🚀 Read this trending post from Culture | The Guardian 📖
📂 **Category**: Theatre,Comedy,Stage,Comedy,Culture,Television,Neil Morrissey,Martin Clunes,Caroline Quentin
📌 **What You’ll Learn**:
IIn a nervous theater economy, with familiar material more likely to sell tickets, nights out often leave you nostalgic for nights out. Television detectives including Morse, Barnaby and Rebus have been put on stage, as have sitcoms such as Some Mothers Do ‘Ave ‘Em, Only Fools and Horses and Yes, Prime Minister.
As the second part of this latest offering moves to the West End, The Barn debuts another TV comedy: Simon Nye’s 1990s film Men Behaving Badly – about cohabiting children and women trying to grow up – whose Christmas 1998 finale was watched by 13.9 million viewers.
That’s a lot of goodwill with viewers, but delivering a show with box office success can be a problem. The crucial decision is whether the stage crew impersonates or reinterprets the screen stars. In this case, Tony Matt Hawdon and Tricia Adele Turner-Depp will get high marks for playing originators Neil Morrissey and Leslie Ash in another TV franchise, Stars in Their Eyes. However, Ellie Nunn’s Dorothy and Ross Carswell’s Gary are as different from Caroline Quentin and Martin Clunes’ versions – respectively, more elegant and more rugged – than one version of Ophelia or Hamlet is from the other, sometimes making it seem as if there are two new housemates.
Howdon is literally trapped in the impersonation because Morrissey makes an entertaining video appearance as a ghost talking from the present day to the characters in 1999 – the play is set on the eve of the millennium. But as a result, Joseph O’Malley’s production oscillates between reenactment and reenactment.
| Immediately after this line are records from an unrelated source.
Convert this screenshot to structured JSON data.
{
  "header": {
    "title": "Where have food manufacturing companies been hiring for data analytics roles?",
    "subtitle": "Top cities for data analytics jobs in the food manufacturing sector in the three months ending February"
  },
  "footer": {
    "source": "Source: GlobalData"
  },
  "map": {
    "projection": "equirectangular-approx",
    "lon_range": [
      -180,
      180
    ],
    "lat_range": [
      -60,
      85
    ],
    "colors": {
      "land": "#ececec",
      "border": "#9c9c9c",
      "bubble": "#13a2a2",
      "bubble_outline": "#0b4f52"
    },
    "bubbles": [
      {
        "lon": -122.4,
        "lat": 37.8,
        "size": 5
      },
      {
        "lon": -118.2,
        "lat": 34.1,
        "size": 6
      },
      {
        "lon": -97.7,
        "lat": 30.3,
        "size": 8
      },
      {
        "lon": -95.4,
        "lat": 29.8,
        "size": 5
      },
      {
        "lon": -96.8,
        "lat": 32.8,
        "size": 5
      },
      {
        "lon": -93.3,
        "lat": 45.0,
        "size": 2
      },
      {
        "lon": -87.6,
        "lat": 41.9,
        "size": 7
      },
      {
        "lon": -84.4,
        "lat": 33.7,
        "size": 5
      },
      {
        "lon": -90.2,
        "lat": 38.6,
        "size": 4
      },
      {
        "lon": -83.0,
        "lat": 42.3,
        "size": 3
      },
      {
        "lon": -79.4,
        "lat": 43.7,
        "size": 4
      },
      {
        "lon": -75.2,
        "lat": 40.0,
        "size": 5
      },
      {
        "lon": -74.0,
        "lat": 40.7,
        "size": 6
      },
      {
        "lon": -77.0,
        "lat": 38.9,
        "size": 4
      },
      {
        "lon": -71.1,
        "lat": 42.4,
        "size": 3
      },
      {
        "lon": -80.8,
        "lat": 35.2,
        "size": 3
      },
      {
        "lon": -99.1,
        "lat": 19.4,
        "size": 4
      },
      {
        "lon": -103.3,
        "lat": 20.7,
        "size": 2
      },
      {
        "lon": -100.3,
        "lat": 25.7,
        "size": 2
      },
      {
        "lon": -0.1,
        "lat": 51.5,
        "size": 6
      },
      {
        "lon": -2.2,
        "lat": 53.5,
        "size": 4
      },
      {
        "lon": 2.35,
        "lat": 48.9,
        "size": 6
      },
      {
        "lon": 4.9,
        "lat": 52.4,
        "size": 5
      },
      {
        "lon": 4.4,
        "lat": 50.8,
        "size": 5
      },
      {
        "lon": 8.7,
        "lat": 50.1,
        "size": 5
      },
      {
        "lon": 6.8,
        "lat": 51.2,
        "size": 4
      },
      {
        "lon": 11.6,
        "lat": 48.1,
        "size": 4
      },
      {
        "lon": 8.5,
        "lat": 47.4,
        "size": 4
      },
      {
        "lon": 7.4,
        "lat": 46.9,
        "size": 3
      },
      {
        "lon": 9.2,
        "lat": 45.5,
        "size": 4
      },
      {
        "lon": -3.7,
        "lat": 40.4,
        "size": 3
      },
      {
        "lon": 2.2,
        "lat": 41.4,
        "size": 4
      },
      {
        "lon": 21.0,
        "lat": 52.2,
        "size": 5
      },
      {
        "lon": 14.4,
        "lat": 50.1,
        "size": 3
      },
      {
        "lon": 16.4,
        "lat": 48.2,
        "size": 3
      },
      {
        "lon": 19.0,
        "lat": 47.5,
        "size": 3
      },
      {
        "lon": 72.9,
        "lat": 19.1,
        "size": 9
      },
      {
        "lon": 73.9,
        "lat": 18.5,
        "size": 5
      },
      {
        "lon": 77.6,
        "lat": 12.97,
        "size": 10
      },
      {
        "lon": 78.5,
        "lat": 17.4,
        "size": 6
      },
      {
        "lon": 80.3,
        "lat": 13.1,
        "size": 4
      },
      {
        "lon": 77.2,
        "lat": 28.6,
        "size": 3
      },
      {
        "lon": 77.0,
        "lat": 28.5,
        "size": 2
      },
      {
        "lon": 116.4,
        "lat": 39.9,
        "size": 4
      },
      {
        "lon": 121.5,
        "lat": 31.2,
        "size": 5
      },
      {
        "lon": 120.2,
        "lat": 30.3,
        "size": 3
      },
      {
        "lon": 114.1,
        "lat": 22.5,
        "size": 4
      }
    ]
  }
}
Television-to-stage plays also struggle with pacing. The two-hour cop offers naturally adequate theater, but the half-hour sitcom unit demands a stretch that could become poignant. John Cleese expertly turns three episodes of Fawlty Towers into a smooth theatrical farce. Nye’s play transcends television plots, although the dialogue occasionally hints at moments of choice.
Offers two timed hours throughout the evening. In order to inherit from his aunt’s morality, a device that emerged in the 1890s more than a century later, Gary must marry the heavily pregnant Dorothy before she gives birth. (It is unclear why the Presbyterian relative would ignore the couple’s first child.) Deb returned from Australia at the last minute, giving Tony 24 hours to convince her that they should emigrate to Melbourne and marry her.
That’s a lot of plot, but even with extended musical entertainment — wonderfully done by Neil Jennings and Valerie Antwi as landlord Ken and his girlfriend Eve, respectively — the audience goes home after 100 minutes. That’s not enough time to determine whether the scenario rebukes the boys or celebrates them for their crude sexuality. And while the female characters in the original were at least allowed to enjoy sex, a relatively feminist impulse, in this version they exist mainly to be impregnated in a project that seems like a misconception.